Throughout, Lambert demonstrates his hostility to 'godless' King Henry IV and royal interests, which is not surprising given his sympathies for the independence of the regional aristocracy. He expresses a generally favorable opinion of Pope Gregory VII and the ecclesiastical reform movement, but also evinces skepticism towards some contemporary monastic reforms in Germany. He is also quite uncharitable towards figures like Archbishop Siegfried I of Mainz, who encroached on the traditional rights and prerogatives of Hersfeld and other monasteries.

Lambert's assessments, especially of Henry's Walk to Canossa, dominated the German historical image up to the times of the Kulturkampf in the nineteenth century. On the other hand, German historians trained in the positivistic methods of comparative source criticism taught that Lampert was a strongly biased, partisan writer who could not be trusted for an objective account of the reign of Henry IV. Oswald Holder-Egger himself called Lambert an outright fabulist in some instances.
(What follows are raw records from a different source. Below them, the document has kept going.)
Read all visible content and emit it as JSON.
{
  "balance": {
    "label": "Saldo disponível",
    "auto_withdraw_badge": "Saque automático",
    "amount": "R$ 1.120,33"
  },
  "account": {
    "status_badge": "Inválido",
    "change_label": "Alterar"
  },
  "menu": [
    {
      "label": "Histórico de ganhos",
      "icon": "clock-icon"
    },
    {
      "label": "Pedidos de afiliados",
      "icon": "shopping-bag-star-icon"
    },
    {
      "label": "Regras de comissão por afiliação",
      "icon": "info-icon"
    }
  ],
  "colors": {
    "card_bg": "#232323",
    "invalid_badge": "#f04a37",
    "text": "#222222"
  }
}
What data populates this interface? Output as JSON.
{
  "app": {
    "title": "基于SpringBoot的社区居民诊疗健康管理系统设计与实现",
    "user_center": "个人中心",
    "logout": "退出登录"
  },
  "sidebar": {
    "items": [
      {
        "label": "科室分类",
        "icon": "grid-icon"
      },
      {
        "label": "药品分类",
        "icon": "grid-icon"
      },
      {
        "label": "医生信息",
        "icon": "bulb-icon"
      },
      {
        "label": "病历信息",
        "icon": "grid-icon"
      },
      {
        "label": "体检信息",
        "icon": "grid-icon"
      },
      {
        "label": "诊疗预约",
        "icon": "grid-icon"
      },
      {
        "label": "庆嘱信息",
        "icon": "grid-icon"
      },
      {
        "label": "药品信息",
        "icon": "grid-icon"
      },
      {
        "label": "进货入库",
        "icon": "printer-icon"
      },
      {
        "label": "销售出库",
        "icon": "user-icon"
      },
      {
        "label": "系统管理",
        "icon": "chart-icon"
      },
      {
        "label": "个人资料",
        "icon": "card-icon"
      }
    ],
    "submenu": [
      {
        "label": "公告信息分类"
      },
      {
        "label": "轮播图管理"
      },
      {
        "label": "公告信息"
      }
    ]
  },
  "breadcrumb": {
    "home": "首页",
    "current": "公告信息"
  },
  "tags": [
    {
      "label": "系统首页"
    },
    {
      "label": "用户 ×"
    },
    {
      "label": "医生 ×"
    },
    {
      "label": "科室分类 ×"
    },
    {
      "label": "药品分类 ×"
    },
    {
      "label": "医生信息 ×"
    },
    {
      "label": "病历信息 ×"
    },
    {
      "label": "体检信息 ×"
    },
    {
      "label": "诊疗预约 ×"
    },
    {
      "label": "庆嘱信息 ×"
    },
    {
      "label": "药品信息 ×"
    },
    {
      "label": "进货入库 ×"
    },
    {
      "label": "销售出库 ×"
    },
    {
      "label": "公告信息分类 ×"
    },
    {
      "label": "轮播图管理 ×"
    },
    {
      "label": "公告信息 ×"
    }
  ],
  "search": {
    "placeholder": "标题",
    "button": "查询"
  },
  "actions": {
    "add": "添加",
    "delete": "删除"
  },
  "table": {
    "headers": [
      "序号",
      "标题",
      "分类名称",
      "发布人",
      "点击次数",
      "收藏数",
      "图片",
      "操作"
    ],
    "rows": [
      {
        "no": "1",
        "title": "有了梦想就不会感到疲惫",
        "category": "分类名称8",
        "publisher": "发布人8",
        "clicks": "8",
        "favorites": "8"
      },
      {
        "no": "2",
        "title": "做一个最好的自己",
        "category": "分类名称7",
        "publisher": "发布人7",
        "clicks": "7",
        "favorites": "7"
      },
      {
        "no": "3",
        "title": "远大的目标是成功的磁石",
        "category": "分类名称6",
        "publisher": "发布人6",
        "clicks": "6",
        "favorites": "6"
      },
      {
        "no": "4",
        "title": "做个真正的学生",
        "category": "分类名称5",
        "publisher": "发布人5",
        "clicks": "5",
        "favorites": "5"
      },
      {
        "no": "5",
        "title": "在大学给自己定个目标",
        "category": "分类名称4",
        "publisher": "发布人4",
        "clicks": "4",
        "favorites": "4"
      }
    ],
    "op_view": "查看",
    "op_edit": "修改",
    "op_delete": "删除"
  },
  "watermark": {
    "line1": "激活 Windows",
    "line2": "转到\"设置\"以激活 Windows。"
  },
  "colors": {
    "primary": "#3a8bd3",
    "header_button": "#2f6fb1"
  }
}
Scholars at this time held critical objectivity to be the highest value in a historical source and Lambert, along with many other medieval writers, failed to meet this standard. While they acknowledged Lambert provided important details for certain events and dates, his own view of history and opinions about some matters could not be accepted.

Today, however, historians try to approach medieval historiography on its own terms and in its own contexts, rather than impose modern standards of objectivity on medieval authors. Modern scholars recognize Lambert as an important voice representing the conservative views of the regional aristocracy and elite monasticism in a turbulent period in the kingdom's history.